5 декабря, понедельник

   Четыре часа дня. Аришка вернулась из парикмахерской и сидит у нас в кабинете, обложившись тональными кремами, пудрой, карандашами, румянами, помадой, тенями, тушью, тысячей ваток, тампонов и аппликаторов. Сейчас она накрасится и станет разбираться в путанице подводок, устных и анонсов, потом наденет пиджак и пойдет в студию – вести городские новости. Ее лицо несчастно.
   – Ты чего такая? – спрашивает ее Лиза.
   – Устала, Лиз. Просто сил нет. Вдвоем с Малышевой ведем, получается неделя через неделю – график жуткий, сама бы попробовала. А у меня еще новости на радио по утрам. Кошмар!
   Аришка промахивается карандашом мимо глаза и начинает ожесточенно стирать неровную черту ватным тампоном.
   – Зато денег больше… – Для Лизы это вопрос насущный, потому что она одна снимает квартиру.
   – Я бы их отдала. С радостью бы отдала. – Аришка снова начинает красить тот же глаз. – Хожу к Виталю, говорю: посадите на эфир Надьку или Аню! Ни в какую. Я говорю: они уже вели на заменах, получалось нормально! А он – нет. Кто-то, видно, ему капает. Кто-то не хочет. – Кто? – спрашиваю я.
   – Не знаю, – вздыхает Арина, – знала бы – убила.
   – Леш! – кричит она вдруг в монтажку. – Ты меня сегодня дождешься?
   Леха с Ариной живут в соседних дворах, и он часто ее подвозит.
   – Дождусь. – Леха на табурете подъезжает к дверям и выглядывает к нам в кабинет. – А что?
   – Да мой этот… родной придурок опять звонил.
   – И что опять?
   – Опять говорил, что любит. Обещал после эфира ждать у подъезда с букетом цветов. Ой, девчонки, вы бы знали, как я его боюсь!
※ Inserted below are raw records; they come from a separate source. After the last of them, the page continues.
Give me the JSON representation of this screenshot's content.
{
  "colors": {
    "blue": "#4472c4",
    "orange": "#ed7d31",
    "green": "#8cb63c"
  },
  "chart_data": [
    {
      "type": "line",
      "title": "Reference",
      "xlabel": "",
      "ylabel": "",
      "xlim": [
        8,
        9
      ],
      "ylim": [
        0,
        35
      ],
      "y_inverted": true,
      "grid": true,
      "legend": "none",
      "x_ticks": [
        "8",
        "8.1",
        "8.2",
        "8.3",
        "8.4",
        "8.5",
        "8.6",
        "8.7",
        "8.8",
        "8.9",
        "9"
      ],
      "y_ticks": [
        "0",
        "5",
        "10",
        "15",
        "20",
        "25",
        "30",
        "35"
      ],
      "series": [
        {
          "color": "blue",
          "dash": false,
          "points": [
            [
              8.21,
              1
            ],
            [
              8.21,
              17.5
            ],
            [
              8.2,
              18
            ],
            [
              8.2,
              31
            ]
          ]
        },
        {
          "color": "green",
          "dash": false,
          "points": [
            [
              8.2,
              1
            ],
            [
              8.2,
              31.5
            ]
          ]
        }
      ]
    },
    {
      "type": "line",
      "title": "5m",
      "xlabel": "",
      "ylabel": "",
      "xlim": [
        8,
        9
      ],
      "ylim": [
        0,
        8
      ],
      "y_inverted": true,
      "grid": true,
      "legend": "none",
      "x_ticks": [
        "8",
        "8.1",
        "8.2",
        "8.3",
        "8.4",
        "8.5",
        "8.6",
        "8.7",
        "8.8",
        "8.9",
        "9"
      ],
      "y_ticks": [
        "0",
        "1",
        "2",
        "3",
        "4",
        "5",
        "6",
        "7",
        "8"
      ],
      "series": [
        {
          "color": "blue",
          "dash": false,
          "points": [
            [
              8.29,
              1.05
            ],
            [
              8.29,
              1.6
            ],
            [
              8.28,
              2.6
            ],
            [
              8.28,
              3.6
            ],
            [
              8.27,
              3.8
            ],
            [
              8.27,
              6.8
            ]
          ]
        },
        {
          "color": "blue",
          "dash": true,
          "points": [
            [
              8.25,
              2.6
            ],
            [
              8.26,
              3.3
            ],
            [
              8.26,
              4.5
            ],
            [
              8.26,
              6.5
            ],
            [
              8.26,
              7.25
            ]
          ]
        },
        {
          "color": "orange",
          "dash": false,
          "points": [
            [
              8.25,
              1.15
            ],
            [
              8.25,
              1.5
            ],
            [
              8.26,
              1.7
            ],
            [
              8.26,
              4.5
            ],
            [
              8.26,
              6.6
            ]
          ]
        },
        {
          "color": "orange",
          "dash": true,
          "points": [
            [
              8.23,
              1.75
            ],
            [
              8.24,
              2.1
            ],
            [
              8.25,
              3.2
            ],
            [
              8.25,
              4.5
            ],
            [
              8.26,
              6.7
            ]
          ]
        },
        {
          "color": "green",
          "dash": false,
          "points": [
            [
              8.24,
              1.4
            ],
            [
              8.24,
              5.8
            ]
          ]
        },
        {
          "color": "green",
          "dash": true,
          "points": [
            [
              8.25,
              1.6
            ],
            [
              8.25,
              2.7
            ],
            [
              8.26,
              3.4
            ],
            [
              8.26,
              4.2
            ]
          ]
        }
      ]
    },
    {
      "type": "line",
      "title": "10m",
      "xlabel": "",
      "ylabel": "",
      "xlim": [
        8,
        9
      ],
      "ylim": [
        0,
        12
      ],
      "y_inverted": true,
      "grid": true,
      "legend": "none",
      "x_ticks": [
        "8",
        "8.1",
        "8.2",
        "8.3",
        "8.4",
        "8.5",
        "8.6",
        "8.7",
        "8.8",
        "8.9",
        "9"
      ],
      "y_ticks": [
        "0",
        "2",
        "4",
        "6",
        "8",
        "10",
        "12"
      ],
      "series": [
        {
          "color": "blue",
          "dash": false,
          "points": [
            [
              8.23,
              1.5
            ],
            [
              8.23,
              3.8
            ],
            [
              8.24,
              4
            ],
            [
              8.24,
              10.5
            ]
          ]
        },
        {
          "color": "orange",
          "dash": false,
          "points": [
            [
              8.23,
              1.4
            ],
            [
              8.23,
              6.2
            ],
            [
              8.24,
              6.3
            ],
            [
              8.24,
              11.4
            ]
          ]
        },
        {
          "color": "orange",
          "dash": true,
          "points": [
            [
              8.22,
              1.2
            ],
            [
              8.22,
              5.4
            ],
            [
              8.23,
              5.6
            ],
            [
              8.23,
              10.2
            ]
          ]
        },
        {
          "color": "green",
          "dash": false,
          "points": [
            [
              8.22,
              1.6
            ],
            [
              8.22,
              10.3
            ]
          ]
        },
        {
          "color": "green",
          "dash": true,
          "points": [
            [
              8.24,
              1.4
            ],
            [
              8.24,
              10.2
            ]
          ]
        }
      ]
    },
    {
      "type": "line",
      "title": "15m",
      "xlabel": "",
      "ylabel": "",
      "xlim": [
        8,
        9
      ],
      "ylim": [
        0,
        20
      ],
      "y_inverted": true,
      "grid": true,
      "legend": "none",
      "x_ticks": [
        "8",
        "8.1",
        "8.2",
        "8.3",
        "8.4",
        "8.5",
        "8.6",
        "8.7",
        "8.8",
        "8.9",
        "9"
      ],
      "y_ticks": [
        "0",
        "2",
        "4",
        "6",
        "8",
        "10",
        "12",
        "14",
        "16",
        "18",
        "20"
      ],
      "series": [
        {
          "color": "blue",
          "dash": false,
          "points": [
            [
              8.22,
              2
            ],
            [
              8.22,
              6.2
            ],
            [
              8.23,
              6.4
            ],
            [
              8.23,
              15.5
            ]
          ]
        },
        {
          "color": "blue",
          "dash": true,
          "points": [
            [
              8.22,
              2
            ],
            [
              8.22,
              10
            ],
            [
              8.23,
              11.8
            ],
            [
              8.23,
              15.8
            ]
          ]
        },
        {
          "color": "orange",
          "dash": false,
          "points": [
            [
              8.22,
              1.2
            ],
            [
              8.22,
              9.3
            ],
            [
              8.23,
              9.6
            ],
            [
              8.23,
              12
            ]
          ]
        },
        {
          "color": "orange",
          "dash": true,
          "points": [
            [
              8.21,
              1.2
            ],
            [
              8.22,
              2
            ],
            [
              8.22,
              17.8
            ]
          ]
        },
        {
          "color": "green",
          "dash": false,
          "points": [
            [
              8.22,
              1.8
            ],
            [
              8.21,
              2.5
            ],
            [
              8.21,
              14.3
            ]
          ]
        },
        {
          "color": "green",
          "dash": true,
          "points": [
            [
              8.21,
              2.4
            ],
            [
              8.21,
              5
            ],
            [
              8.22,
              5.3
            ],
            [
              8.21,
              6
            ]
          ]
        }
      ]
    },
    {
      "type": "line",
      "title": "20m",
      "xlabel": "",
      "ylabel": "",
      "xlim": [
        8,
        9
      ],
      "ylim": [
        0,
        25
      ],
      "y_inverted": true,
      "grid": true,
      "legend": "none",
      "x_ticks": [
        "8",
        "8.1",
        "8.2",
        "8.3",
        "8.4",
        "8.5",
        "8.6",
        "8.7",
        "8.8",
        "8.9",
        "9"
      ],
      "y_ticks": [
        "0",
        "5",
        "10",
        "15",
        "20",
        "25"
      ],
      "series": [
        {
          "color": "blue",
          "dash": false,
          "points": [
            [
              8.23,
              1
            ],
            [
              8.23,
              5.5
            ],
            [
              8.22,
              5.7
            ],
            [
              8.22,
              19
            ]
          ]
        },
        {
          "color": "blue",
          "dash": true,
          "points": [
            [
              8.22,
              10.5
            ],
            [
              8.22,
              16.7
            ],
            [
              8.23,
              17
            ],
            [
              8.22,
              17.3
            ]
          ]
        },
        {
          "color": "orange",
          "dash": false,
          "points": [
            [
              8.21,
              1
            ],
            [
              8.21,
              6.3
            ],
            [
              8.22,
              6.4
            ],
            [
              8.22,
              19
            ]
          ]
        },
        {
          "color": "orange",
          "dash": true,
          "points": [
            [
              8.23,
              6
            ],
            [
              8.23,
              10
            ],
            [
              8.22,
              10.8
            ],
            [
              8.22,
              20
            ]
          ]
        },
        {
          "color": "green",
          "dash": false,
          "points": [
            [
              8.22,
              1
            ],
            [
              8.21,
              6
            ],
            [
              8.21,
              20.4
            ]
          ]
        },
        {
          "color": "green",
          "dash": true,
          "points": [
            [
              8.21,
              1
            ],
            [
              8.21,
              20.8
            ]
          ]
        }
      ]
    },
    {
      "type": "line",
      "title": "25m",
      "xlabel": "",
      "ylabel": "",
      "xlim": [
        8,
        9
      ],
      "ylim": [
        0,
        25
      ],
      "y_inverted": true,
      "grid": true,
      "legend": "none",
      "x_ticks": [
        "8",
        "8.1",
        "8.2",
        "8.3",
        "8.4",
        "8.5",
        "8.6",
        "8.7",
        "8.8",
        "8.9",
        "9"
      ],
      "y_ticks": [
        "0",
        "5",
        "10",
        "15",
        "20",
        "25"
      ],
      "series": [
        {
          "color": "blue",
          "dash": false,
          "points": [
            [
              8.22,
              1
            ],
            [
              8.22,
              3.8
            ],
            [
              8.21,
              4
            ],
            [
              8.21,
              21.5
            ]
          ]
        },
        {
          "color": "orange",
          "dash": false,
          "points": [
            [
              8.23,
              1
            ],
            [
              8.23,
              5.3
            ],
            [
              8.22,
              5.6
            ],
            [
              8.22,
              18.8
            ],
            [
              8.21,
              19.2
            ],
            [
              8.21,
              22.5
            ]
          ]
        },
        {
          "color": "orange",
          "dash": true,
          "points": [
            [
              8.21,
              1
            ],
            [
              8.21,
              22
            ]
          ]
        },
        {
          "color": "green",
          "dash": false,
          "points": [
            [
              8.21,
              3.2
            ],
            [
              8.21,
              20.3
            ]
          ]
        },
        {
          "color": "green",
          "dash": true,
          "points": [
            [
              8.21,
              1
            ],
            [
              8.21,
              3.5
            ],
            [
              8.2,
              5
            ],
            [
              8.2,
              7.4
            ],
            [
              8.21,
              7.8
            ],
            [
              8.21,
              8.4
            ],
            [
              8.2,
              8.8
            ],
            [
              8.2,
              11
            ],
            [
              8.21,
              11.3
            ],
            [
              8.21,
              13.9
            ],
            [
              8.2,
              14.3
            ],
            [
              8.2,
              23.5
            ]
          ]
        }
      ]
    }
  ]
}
   – Почему? – спрашиваю я.
   – Оксан, он противный такой. А главное, видно, что больной: глазки бегают, и кончик носа все время шевелится. Я не вру – правда, шевелится.
   – Сказала бы мужу…
   – Да ну его. – Аришка машет на меня пушистой кистью для румян, и невесомая косметическая пыль летит от нее во все стороны. – Леш, не уезжай без меня, ладно? А то я от страха умру.
   – Ладно, – басит он, снова невидимый, из монтажки.

6 декабря, вторник

   Просыпаюсь под утро от назойливой мысли. Она хуже мухи – щекочет губы, жужжит в голове. Я думаю: «Наручники!» Только сейчас, почему-то только сейчас я понимаю, что хотел сказать следователь. Выходит, если я не видела наручников на мертвом Эдике, если их там на самом деле не было, значит, кто-то увел меня из студии, а потом вернулся и… Но зачем? Зачем так – бессмысленно и мерзко – путать следы, сковывать и без того скованное смертью тело?
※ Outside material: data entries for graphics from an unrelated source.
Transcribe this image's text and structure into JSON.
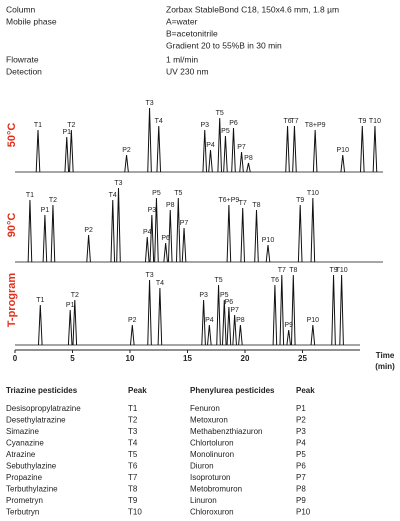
{
  "conditions": [
    {
      "label": "Column",
      "lines": [
        "Zorbax StableBond C18, 150x4.6 mm, 1.8 µm"
      ]
    },
    {
      "label": "Mobile phase",
      "lines": [
        "A=water",
        "B=acetonitrile",
        "Gradient 20 to 55%B in 30 min"
      ]
    },
    {
      "label": "Flowrate",
      "lines": [
        "1 ml/min"
      ]
    },
    {
      "label": "Detection",
      "lines": [
        "UV 230 nm"
      ]
    }
  ],
  "chart_data": [
    {
      "type": "chromatogram",
      "title": "50°C",
      "color": "#111111",
      "xlim": [
        0,
        32
      ],
      "ylim": [
        0,
        80
      ],
      "peaks": [
        {
          "label": "T1",
          "time": 2.0,
          "height": 42
        },
        {
          "label": "P1",
          "time": 4.5,
          "height": 35
        },
        {
          "label": "T2",
          "time": 4.9,
          "height": 42
        },
        {
          "label": "P2",
          "time": 9.7,
          "height": 17
        },
        {
          "label": "T3",
          "time": 11.7,
          "height": 64
        },
        {
          "label": "T4",
          "time": 12.5,
          "height": 46
        },
        {
          "label": "P3",
          "time": 16.5,
          "height": 42
        },
        {
          "label": "P4",
          "time": 17.0,
          "height": 22
        },
        {
          "label": "T5",
          "time": 17.8,
          "height": 54
        },
        {
          "label": "P5",
          "time": 18.3,
          "height": 36
        },
        {
          "label": "P6",
          "time": 19.0,
          "height": 44
        },
        {
          "label": "P7",
          "time": 19.7,
          "height": 20
        },
        {
          "label": "P8",
          "time": 20.3,
          "height": 9
        },
        {
          "label": "T6",
          "time": 23.7,
          "height": 46
        },
        {
          "label": "T7",
          "time": 24.3,
          "height": 46
        },
        {
          "label": "T8+P9",
          "time": 26.1,
          "height": 42
        },
        {
          "label": "P10",
          "time": 28.5,
          "height": 17
        },
        {
          "label": "T9",
          "time": 30.2,
          "height": 46
        },
        {
          "label": "T10",
          "time": 31.3,
          "height": 46
        }
      ]
    },
    {
      "type": "chromatogram",
      "title": "90°C",
      "color": "#111111",
      "xlim": [
        0,
        32
      ],
      "ylim": [
        0,
        80
      ],
      "peaks": [
        {
          "label": "T1",
          "time": 1.3,
          "height": 62
        },
        {
          "label": "P1",
          "time": 2.6,
          "height": 47
        },
        {
          "label": "T2",
          "time": 3.3,
          "height": 57
        },
        {
          "label": "P2",
          "time": 6.4,
          "height": 27
        },
        {
          "label": "T4",
          "time": 8.5,
          "height": 62
        },
        {
          "label": "T3",
          "time": 9.0,
          "height": 74
        },
        {
          "label": "P4",
          "time": 11.5,
          "height": 25
        },
        {
          "label": "P3",
          "time": 11.9,
          "height": 47
        },
        {
          "label": "P5",
          "time": 12.3,
          "height": 64
        },
        {
          "label": "P6",
          "time": 13.1,
          "height": 19
        },
        {
          "label": "P8",
          "time": 13.5,
          "height": 52
        },
        {
          "label": "T5",
          "time": 14.2,
          "height": 64
        },
        {
          "label": "P7",
          "time": 14.7,
          "height": 34
        },
        {
          "label": "T6+P9",
          "time": 18.6,
          "height": 57
        },
        {
          "label": "T7",
          "time": 19.8,
          "height": 54
        },
        {
          "label": "T8",
          "time": 21.0,
          "height": 52
        },
        {
          "label": "P10",
          "time": 22.0,
          "height": 17
        },
        {
          "label": "T9",
          "time": 24.8,
          "height": 57
        },
        {
          "label": "T10",
          "time": 25.9,
          "height": 64
        }
      ]
    },
    {
      "type": "chromatogram",
      "title": "T-program",
      "color": "#111111",
      "xlim": [
        0,
        30
      ],
      "ylim": [
        0,
        80
      ],
      "xticks": [
        0,
        5,
        10,
        15,
        20,
        25
      ],
      "x_label": "Time",
      "x_unit": "(min)",
      "peaks": [
        {
          "label": "T1",
          "time": 2.2,
          "height": 40
        },
        {
          "label": "P1",
          "time": 4.8,
          "height": 35
        },
        {
          "label": "T2",
          "time": 5.2,
          "height": 45
        },
        {
          "label": "P2",
          "time": 10.2,
          "height": 20
        },
        {
          "label": "T3",
          "time": 11.7,
          "height": 65
        },
        {
          "label": "T4",
          "time": 12.6,
          "height": 57
        },
        {
          "label": "P3",
          "time": 16.4,
          "height": 45
        },
        {
          "label": "P4",
          "time": 16.9,
          "height": 20
        },
        {
          "label": "T5",
          "time": 17.7,
          "height": 60
        },
        {
          "label": "P5",
          "time": 18.2,
          "height": 45
        },
        {
          "label": "P6",
          "time": 18.6,
          "height": 38
        },
        {
          "label": "P7",
          "time": 19.1,
          "height": 30
        },
        {
          "label": "P8",
          "time": 19.6,
          "height": 20
        },
        {
          "label": "T6",
          "time": 22.6,
          "height": 60
        },
        {
          "label": "T7",
          "time": 23.2,
          "height": 70
        },
        {
          "label": "P9",
          "time": 23.8,
          "height": 15
        },
        {
          "label": "T8",
          "time": 24.2,
          "height": 70
        },
        {
          "label": "P10",
          "time": 25.9,
          "height": 20
        },
        {
          "label": "T9",
          "time": 27.7,
          "height": 70
        },
        {
          "label": "T10",
          "time": 28.4,
          "height": 70
        }
      ]
    }
  ],
  "tables": [
    {
      "header": [
        "Triazine pesticides",
        "Peak"
      ],
      "rows": [
        [
          "Desisopropylatrazine",
          "T1"
        ],
        [
          "Desethylatrazine",
          "T2"
        ],
        [
          "Simazine",
          "T3"
        ],
        [
          "Cyanazine",
          "T4"
        ],
        [
          "Atrazine",
          "T5"
        ],
        [
          "Sebuthylazine",
          "T6"
        ],
        [
          "Propazine",
          "T7"
        ],
        [
          "Terbuthylazine",
          "T8"
        ],
        [
          "Prometryn",
          "T9"
        ],
        [
          "Terbutryn",
          "T10"
        ]
      ]
    },
    {
      "header": [
        "Phenylurea pesticides",
        "Peak"
      ],
      "rows": [
        [
          "Fenuron",
          "P1"
        ],
        [
          "Metoxuron",
          "P2"
        ],
        [
          "Methabenzthiazuron",
          "P3"
        ],
        [
          "Chlortoluron",
          "P4"
        ],
        [
          "Monolinuron",
          "P5"
        ],
        [
          "Diuron",
          "P6"
        ],
        [
          "Isoproturon",
          "P7"
        ],
        [
          "Metobromuron",
          "P8"
        ],
        [
          "Linuron",
          "P9"
        ],
        [
          "Chloroxuron",
          "P10"
        ]
      ]
    }
  ]
}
   И кто? Кто мог быть тогда в офисе?
   Я представляю себе нашу уборщицу, Елену Ильиничну, маленькую, сутулую, с нелепой стрижкой почти горшком и крашенными хной волосами. Вижу, как она ведет меня в кабинет, а сама, волоча за собой пылесос, возвращается в студию. С трудом наклонившись, она выпрастывает из-под трупа руки тем же резким, мучительным движением, каким собирает брошенные на пол бумажки, и со вздохом защелкивает на них наручники…
   Подхожу к офису рано, на площадке – ни одной машины, и цепочка следов по свежевыпавшему снегу не превратилась пока в тропу.
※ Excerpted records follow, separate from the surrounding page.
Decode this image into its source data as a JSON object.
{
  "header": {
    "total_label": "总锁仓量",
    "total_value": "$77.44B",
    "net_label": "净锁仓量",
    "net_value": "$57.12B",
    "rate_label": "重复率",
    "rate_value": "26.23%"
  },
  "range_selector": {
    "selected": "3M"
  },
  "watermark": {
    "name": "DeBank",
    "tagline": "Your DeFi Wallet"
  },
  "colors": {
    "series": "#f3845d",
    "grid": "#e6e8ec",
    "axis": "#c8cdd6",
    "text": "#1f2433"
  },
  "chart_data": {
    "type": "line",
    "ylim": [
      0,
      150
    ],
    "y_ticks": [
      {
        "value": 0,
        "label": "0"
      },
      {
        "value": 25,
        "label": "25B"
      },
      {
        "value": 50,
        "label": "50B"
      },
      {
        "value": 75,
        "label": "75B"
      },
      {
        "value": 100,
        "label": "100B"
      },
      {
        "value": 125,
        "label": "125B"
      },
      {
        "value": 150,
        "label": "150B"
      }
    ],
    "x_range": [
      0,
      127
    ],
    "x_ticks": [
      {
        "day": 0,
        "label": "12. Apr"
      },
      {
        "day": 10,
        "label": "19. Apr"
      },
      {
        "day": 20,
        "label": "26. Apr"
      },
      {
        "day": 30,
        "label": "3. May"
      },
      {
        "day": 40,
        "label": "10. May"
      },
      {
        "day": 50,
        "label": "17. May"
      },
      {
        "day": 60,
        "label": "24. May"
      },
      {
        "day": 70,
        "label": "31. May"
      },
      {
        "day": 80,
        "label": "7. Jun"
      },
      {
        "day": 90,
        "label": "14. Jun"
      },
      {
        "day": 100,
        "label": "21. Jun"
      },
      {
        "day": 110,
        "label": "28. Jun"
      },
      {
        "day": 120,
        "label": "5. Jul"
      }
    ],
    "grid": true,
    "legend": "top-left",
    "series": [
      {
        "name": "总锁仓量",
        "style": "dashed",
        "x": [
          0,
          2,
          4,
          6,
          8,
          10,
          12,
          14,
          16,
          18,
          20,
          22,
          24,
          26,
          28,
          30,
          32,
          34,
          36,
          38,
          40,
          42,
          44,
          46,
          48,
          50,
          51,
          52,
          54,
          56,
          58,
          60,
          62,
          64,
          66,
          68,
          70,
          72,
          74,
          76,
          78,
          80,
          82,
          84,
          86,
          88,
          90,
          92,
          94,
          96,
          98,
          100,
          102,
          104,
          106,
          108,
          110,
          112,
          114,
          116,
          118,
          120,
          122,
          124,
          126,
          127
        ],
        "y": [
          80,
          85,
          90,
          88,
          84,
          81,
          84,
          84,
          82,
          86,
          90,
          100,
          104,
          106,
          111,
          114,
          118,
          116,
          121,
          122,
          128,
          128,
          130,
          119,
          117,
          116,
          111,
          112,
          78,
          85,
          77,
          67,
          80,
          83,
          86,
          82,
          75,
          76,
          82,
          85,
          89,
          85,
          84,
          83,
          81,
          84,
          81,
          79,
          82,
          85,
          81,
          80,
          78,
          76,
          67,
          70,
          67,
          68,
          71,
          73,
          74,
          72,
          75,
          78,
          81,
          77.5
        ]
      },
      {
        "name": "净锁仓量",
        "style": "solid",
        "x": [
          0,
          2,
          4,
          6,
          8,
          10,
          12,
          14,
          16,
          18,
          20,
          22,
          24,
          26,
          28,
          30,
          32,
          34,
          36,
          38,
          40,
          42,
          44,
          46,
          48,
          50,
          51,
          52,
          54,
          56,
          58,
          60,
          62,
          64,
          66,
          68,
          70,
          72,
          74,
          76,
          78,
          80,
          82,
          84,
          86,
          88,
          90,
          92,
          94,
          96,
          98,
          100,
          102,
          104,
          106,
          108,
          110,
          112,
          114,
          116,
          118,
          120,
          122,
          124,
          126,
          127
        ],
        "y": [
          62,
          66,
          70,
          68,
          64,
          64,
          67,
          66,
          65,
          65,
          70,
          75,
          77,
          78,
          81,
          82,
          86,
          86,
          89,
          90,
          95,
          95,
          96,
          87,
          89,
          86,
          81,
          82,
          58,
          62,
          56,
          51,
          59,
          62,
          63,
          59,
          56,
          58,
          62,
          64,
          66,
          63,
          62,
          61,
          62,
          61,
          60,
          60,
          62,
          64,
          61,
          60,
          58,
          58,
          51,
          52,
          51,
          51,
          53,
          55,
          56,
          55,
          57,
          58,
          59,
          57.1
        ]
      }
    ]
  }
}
   Кто-то стоит у подъезда: маленькая фигурка в коричневом не по сезону холодном пальто и черном платке. Она стоит, склонившись над узкой ступенькой подъезда, как вдовы стоят у открытых могил. Две тонкие темные линии перечеркивают снежную белизну ступени.
   Хрустит лед под моей ногой, взлетает с забора испуганная галка. Женщина оборачивается на долю секунды, бросает на меня резкий, укоризненный взгляд и бежит, огибая дом с другой стороны.
   – Лариса! – кричу я вслед, но ее уже нет.
   На ступенях крыльца, утопая в снегу, лежат две белые розы на тонких стеблях. Хочу поднять их, но не решаюсь нарушить печальную гармонию; обхожу, стараюсь, чтобы даже след мой не оскорбил красоты чужого горя.
   В дверь звоню долго: охранник спит. Открывает мне красный, с отлежанной щекой, выдает ключи от кабинета.
   Поднимаюсь наверх; у нас холодно. Окно открыто, на подоконнике – снег, на редакторском столе – крохотные лужицы крупным бисером. Кутаюсь в куртку, поднимаю воротник, жадно ловлю первые лучи восходящего солнца. Серые нити уходящих облаков окрашены золотом и розовой водой. Подо мною деревья и низкие крыши частных домов, темных, старых, бревенчатых, и на окнах у них – наличники. Возле каждого дома сад в два-три дерева и крохотный огород, и сейчас все – и деревья, и сарайчики, и бывшие грядки, и мусор, и ветошь – прикрыто белым полупрозрачным снегом.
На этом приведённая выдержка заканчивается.